Sherae Brackens sits in an empty, chilly seminar room in Jeffersontown High School, her frosted white nails tapping lightly on her phone.
She flips her phone around, a black and white photo of a mother and child filling the screen. In it, Brackens’ mom sits smiling, holding Sherae as a baby swaddled in a white cloth. Brackens’ phone glows in the dim room as she smiles softly.
Eighteen years later, Brackens says she ended up a lot like her mother. She’s vibrant and bubbly, describing herself as a “people person” more than once. She laughs about having too many clothes, saying shopping was her mom’s go-to celebration tactic.
Having inherited her mom’s work ethic, she’s graduating from Jeffersontown with a full ride to Morehead State University to study small business entrepreneurship. She’s the first in her family to go to college.

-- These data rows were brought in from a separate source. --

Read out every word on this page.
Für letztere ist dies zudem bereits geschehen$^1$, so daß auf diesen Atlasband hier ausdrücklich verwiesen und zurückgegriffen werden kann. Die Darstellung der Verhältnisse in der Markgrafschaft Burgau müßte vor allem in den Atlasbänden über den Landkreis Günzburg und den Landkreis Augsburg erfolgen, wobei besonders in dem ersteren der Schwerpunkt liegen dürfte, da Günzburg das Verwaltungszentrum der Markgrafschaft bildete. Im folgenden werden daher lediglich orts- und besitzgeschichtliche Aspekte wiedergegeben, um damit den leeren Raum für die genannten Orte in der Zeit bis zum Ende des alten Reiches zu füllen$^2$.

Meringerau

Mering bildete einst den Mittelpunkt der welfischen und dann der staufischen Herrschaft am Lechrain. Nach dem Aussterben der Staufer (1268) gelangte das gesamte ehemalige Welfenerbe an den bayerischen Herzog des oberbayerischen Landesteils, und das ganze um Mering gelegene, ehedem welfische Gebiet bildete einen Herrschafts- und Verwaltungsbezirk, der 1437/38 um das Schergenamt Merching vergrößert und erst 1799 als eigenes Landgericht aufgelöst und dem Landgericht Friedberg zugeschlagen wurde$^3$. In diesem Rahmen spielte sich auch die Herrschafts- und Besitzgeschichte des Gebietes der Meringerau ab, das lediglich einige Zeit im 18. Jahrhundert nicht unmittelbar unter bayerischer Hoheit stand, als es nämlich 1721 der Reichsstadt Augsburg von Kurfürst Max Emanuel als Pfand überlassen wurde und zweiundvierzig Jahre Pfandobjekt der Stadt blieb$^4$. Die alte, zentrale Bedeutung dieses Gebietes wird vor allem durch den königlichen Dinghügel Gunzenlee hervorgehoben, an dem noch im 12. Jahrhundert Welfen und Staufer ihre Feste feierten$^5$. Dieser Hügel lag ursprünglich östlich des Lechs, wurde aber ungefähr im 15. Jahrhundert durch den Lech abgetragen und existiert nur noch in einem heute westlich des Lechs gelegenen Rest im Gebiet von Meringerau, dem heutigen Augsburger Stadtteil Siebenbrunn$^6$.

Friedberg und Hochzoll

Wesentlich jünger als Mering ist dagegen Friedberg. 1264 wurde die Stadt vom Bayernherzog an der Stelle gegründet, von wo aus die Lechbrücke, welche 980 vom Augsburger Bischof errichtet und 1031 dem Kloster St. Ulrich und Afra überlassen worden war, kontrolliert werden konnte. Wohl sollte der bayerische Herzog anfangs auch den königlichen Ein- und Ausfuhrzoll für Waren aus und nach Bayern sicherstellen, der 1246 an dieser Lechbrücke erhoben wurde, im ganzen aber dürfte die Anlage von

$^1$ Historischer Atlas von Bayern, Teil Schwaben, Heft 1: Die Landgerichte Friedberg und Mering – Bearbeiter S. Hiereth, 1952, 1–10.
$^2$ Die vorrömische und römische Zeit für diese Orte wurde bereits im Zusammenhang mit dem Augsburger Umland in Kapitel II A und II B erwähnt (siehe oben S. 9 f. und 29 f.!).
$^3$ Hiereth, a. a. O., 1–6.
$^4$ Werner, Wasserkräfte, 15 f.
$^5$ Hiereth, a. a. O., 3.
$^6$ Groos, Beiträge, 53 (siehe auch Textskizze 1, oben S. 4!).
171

She wishes her mom was there to see it. Halfway between the black and white photo and now, Brackens’ mother died from pancreatic cancer.
One day during elementary school, she came home to her aunt in a recliner and her mom in a bed. Visibly losing weight and looking ashen, her mom wasn’t focused on her state. Instead, she was focused on her daughter’s sweater, noting how she was growing out of it.
“She was like, ‘Hey, baby girl, you know the sweater is getting too small, right?’ I just stood there. I was like, ‘OK.’ And then I went to my room,” she said.
It was one of the first times Brackens, then 9 years old, sensed something was wrong. In the two years that her mom was sick, her dad never told her or her younger sister what was happening. Brackens found out her mom was dying days before she died.
“She doesn’t look right, but I don’t know what’s wrong with her,” she remembers thinking.
She never had time to grieve, she said. Instead, her dad told her she was the “woman of the house” now, making her look after her kindergarten-aged sister. Instead of parenting, she says her dad grew absent, focusing on other women instead of his kids.
Things at school weren’t much better. Her grades took a hit. She was the only African American student at her school, resulting in kids touching her hair without permission and asking her why her skin was dark.
But then her grandmother took her and her sister in on the second-to-last day of sixth grade. Things changed. She was no longer the “woman of the house,” she didn’t need to take care of anything except herself and her homework. Her grades began going back up. Life was easier.
Her grandmother also paid attention to her — “You know how grandmothers are, right?” Her grandmother took Brackens to the hospital to figure out why she had intense, two-week periods. Doctors found she had a blood disorder, one that would have gone undetected without a hospital visit.
Then the pendulum swung again, and the custody tug-of-war continued. Her dad yanked Brackens back to his house in Indiana her eighth-grade year after seeing her grandmother trying to apply for food stamps, potentially jeopardizing the surviving children checks he had been receiving but not fully sharing with the people who needed them.
“I put my father through hell the whole time I was over there,” she said. “For you to put a price on two girls, they lost their mother at 9 years old — that hurts. That hurts more than anything.”
The move forced her to switch schools midway through the year, disrupting her education and life. Despite back-and-forth, this time was the only time she felt homeless. Her father’s house “wasn’t a home,” she said.
After missing the final events of eighth grade — class trips, ceremonies — she went back to her grandmother’s, where she stayed. There, things improved again.
She still struggles from time to time. She recounted a weeklong bout of depression late last year that left her stuck in bed, unable to do anything. “I just wanted everything to be over,” she said. “I just felt like nothing was moving.”
Thoughts of her mom still creep up from occasionally, especially around the time of milestones like prom and graduation.
“I was looking through my prom pictures and she wasn’t in any of them,” she said. The moment itself is fine, but afterward, it “crashes and burns,” she says.
But she focused on her education, staying at Jeffersontown for all four years of high school. Ashley Drager, her business academy coach, describes her as “one of the most positive, energetic, driven young women” she’s ever met. She danced on the school’s dance team — Royal Unity — and took business classes tailored to her dream of running a small business.
After being surrounded by family-owned businesses, Brackens’ entrepreneurial dreams came naturally.
One relative owns a barber shop. Another owns a salon. Her younger sister runs a cupcake-making business. Now, Brackens plans to join the tradition with a line of dance studios — hopefully after dancing professionally for a few years, she said.
She thinks her mom would be proud of her.
“And we would probably go celebrate because that’s just what we did,” she adds with a small laugh and smile. “She would celebrate me until she would go broke.”